Solution: Again, it’s relevant, and should be documented, but it’s not a “reliability” issue. Maybe there weren’t enough 18-25 year-olds in the medical study you’re analyzing. Even so, if there’s a statistically significant result visible for 25-35 year-olds, you’ve still found something; you just don’t know if it works for young people.

Problem: The data’s useful, but its noise is obscuring the signal of other, cleaner data sets.

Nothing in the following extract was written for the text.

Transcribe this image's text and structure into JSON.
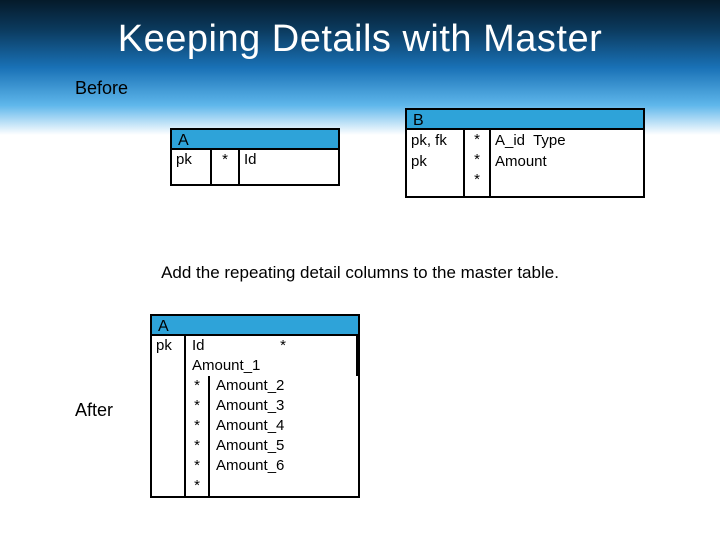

Solution: Let the users turn data sets on and off as they choose. See, this is actually what people have in mind with reliability scores – they imagine they’ll either weight more reliable data higher, or the user will use the score to decide what to look at. It’s true, you might end up doing some form of weighting. For example, a search engine might weight clicks higher for users who appear to come from a part of the world that speaks the language the results are in, so clicks from Italy have more effect on ranking Italian search results. But you don’t want to do this before you’ve had a chance to work with the data in the system. As for showing the reliability scores to the analysts…believe me, your analysts already have strong opinions on the reliability of individual data sources, and they will ignore your well-intentioned ratings. If you just give them the ability to turn them on and off, they’ll be happy and productive.

In short, signal reveals itself in noisy data if you have enough of it. And have tools that let you work with all of it in aggregate, while still letting you quickly get the details of the revealed signal.